Many value investors are debating the merits and drawbacks of investing in Japan. On the positive side, Japanese stock valuations are a fraction of their Asian / Western peers – the result of a 20 year bear market. On the negative side, Japan's unusual corporate governance culture means business ‘owners' are less likely to fully realise a company's intrinsic value. Retailer Shimachu shows the headwinds facing a value investor looking for Japanese bargains.
On 28/01/2011 15:10:51,
A very interesting piece! How do you weigh up the lack of shareholder focus against the valuation? If Shimachu traded at 0.2 times tangible book would this be cheap enough to offset?
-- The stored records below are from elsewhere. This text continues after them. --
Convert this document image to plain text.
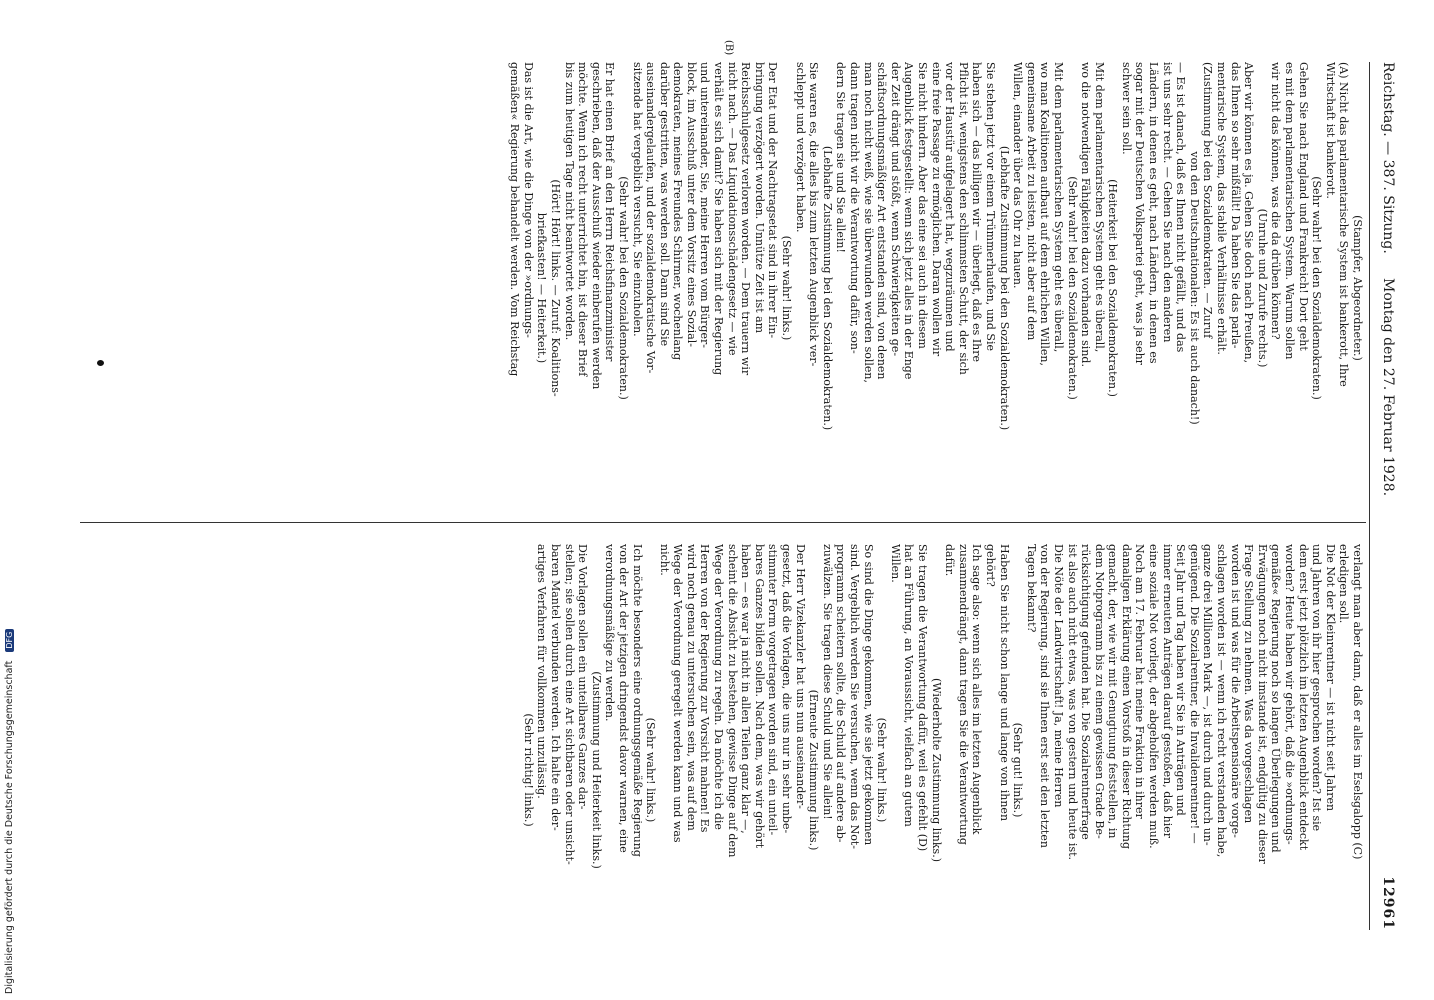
Reichstag. — 387. Sitzung.
Montag den 27. Februar 1928.
12961
(B)
(Stampfer, Abgeordneter.)
(A) Nicht das parlamentarische System ist bankerott, Ihre
Wirtschaft ist bankerott.
(Sehr wahr! bei den Sozialdemokraten.)
Gehen Sie nach England und Frankreich! Dort geht
es mit dem parlamentarischen System. Warum sollen
wir nicht das können, was die da drüben können?
(Unruhe und Zurufe rechts.)
Aber wir können es ja. Gehen Sie doch nach Preußen,
das Ihnen so sehr mißfällt! Da haben Sie das parla-
mentarische System, das stabile Verhältnisse erhält.
(Zustimmung bei den Sozialdemokraten. — Zuruf
von den Deutschnationalen: Es ist auch danach!)
— Es ist danach, daß es Ihnen nicht gefällt, und das
ist uns sehr recht. — Gehen Sie nach den anderen
Ländern, in denen es geht, nach Ländern, in denen es
sogar mit der Deutschen Volkspartei geht, was ja sehr
schwer sein soll.
(Heiterkeit bei den Sozialdemokraten.)
Mit dem parlamentarischen System geht es überall,
wo die notwendigen Fähigkeiten dazu vorhanden sind.
(Sehr wahr! bei den Sozialdemokraten.)
Mit dem parlamentarischen System geht es überall,
wo man Koalitionen aufbaut auf dem ehrlichen Willen,
gemeinsame Arbeit zu leisten, nicht aber auf dem
Willen, einander über das Ohr zu hauen.
(Lebhafte Zustimmung bei den Sozialdemokraten.)
Sie stehen jetzt vor einem Trümmerhaufen, und Sie
haben sich — das billigen wir — überlegt, daß es Ihre
Pflicht ist, wenigstens den schlimmsten Schutt, der sich
vor der Haustür aufgelagert hat, wegzuräumen und
eine freie Passage zu ermöglichen. Daran wollen wir
Sie nicht hindern. Aber das eine sei auch in diesem
Augenblick festgestellt: wenn sich jetzt alles in der Enge
der Zeit drängt und stößt, wenn Schwierigkeiten ge-
schäftsordnungsmäßiger Art entstanden sind, von denen
man noch nicht weiß, wie sie überwunden werden sollen,
dann tragen nicht wir die Verantwortung dafür, son-
dern Sie tragen sie und Sie allein!
(Lebhafte Zustimmung bei den Sozialdemokraten.)
Sie waren es, die alles bis zum letzten Augenblick ver-
schleppt und verzögert haben.
(Sehr wahr! links.)
Der Etat und der Nachtragsetat sind in ihrer Ein-
bringung verzögert worden. Unnütze Zeit ist am
Reichsschulgesetz verloren worden. — Dem trauern wir
nicht nach. — Das Liquidationsschädengesetz — wie
verhält es sich damit? Sie haben sich mit der Regierung
und untereinander, Sie, meine Herren vom Bürger-
block, im Ausschuß unter dem Vorsitz eines Sozial-
demokraten, meines Freundes Schirmer, wochenlang
darüber gestritten, was werden soll. Dann sind Sie
auseinandergelaufen, und der sozialdemokratische Vor-
sitzende hat vergeblich versucht, Sie einzuholen.
(Sehr wahr! bei den Sozialdemokraten.)
Er hat einen Brief an den Herrn Reichsfinanzminister
geschrieben, daß der Ausschuß wieder einberufen werden
möchte. Wenn ich recht unterrichtet bin, ist dieser Brief
bis zum heutigen Tage nicht beantwortet worden.
(Hört! Hört! links. — Zuruf: Koalitions-
briefkasten! — Heiterkeit.)
Das ist die Art, wie die Dinge von der »ordnungs-
gemäßen« Regierung behandelt werden. Vom Reichstag
verlangt man aber dann, daß er alles im Eselsgalopp (C)
erledigen soll.
Die Not der Kleinrentner — ist nicht seit Jahren
und Jahren von ihr hier gesprochen worden? Ist sie
dem erst jetzt plötzlich im letzten Augenblick entdeckt
worden? Heute haben wir gehört, daß die »ordnungs-
gemäße« Regierung noch so langen Überlegungen und
Erwägungen noch nicht imstande ist, endgültig zu dieser
Frage Stellung zu nehmen. Was da vorgeschlagen
worden ist und was für die Arbeitspensionäre vorge-
schlagen worden ist — wenn ich recht verstanden habe,
ganze drei Millionen Mark —, ist durch und durch un-
genügend. Die Sozialrentner, die Invalidenrentner! —
Seit Jahr und Tag haben wir Sie in Anträgen und
immer erneuten Anträgen darauf gestoßen, daß hier
eine soziale Not vorliegt, der abgeholfen werden muß.
Noch am 17. Februar hat meine Fraktion in ihrer
damaligen Erklärung einen Vorstoß in dieser Richtung
gemacht, der, wie wir mit Genugtuung feststellen, in
dem Notprogramm bis zu einem gewissen Grade Be-
rücksichtigung gefunden hat. Die Sozialrentnerfrage
ist also auch nicht etwas, was von gestern und heute ist.
Die Nöte der Landwirtschaft! Ja, meine Herren
von der Regierung, sind sie Ihnen erst seit den letzten
Tagen bekannt?
(Sehr gut! links.)
Haben Sie nicht schon lange und lange von ihnen
gehört?
Ich sage also: wenn sich alles im letzten Augenblick
zusammendrängt, dann tragen Sie die Verantwortung
dafür.
(Wiederholte Zustimmung links.)
Sie tragen die Verantwortung dafür, weil es gefehlt (D)
hat an Führung, an Voraussicht, vielfach an gutem
Willen.
(Sehr wahr! links.)
So sind die Dinge gekommen, wie sie jetzt gekommen
sind. Vergeblich werden Sie versuchen, wenn das Not-
programm scheitern sollte, die Schuld auf andere ab-
zuwälzen. Sie tragen diese Schuld und Sie allein!
(Erneute Zustimmung links.)
Der Herr Vizekanzler hat uns nun auseinander-
gesetzt, daß die Vorlagen, die uns nur in sehr unbe-
stimmter Form vorgetragen worden sind, ein unteil-
bares Ganzes bilden sollen. Nach dem, was wir gehört
haben — es war ja nicht in allen Teilen ganz klar —,
scheint die Absicht zu bestehen, gewisse Dinge auf dem
Wege der Verordnung zu regeln. Da möchte ich die
Herren von der Regierung zur Vorsicht mahnen! Es
wird noch genau zu untersuchen sein, was auf dem
Wege der Verordnung geregelt werden kann und was
nicht.
(Sehr wahr! links.)
Ich möchte besonders eine ordnungsgemäße Regierung
von der Art der jetzigen dringendst davor warnen, eine
verordnungsmäßige zu werden.
(Zustimmung und Heiterkeit links.)
Die Vorlagen sollen ein unteilbares Ganzes dar-
stellen; sie sollen durch eine Art sichtbaren oder unsicht-
baren Mantel verbunden werden. Ich halte ein der-
artiges Verfahren für vollkommen unzulässig.
(Sehr richtig! links.)
Digitalisierung gefördert durch die Deutsche Forschungsgemeinschaft DFG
When does the balance sheet quality and valuation discount outweigh all the negatives?
On 31/01/2011 12:21:30,
I would be a buyer of Shimachu when the dividend yield is sufficiently large to provide an adequate return. Given the Japanese tradition of maintaining dividends I believe that Shimachu will continue to pay a dividend of Y35 per share. I would therefore be a buyer at a share price of Y500 giving me a 7% dividend yield.
On 05/02/2011 11:50:08,
I too found the piece interesting. I see where you're coming from, I really do. But I can't help feeling that the rest of the investment world shares your concerns. The contrarian in me feels that the upside-downside potential is more compelling in select Japanese 'net-net' stocks than is on offer in stocks elsewhere in the world.
On 07/02/2011 21:22:48,
On February 7th at 4pm the Columbia Law School has an event in the Jerome Greene Annex titled 'How to Improve Japanese Corporate Governance.'
Featuring: Nicholas Benes, Representative Director, The Board Director Training Institute of Japan; Chair, Growth Strategy Task Force; and Chair, FDI Committee, American Chamber of Commerce in Japan
Co-sponsor: Center for Japanese Legal Studies, Columbia Law School
On 22/03/2011 18:11:53,
Very interesting article. Whilst the contrarian in me gets excited at the sight of so many net-nets, I can see your point. I feel international investors such as myself are at risk of "mirror-imaging" when it comes to Japanese equities (i.e. thinking about what should happen if/when the Japanese eventually start to act like westerners in regards to capital allocation, etc). The trouble is that it is possible that they may never do this. Perhaps if we were able to "think like Japanese" we might conclude that these cheap valuations are illusory.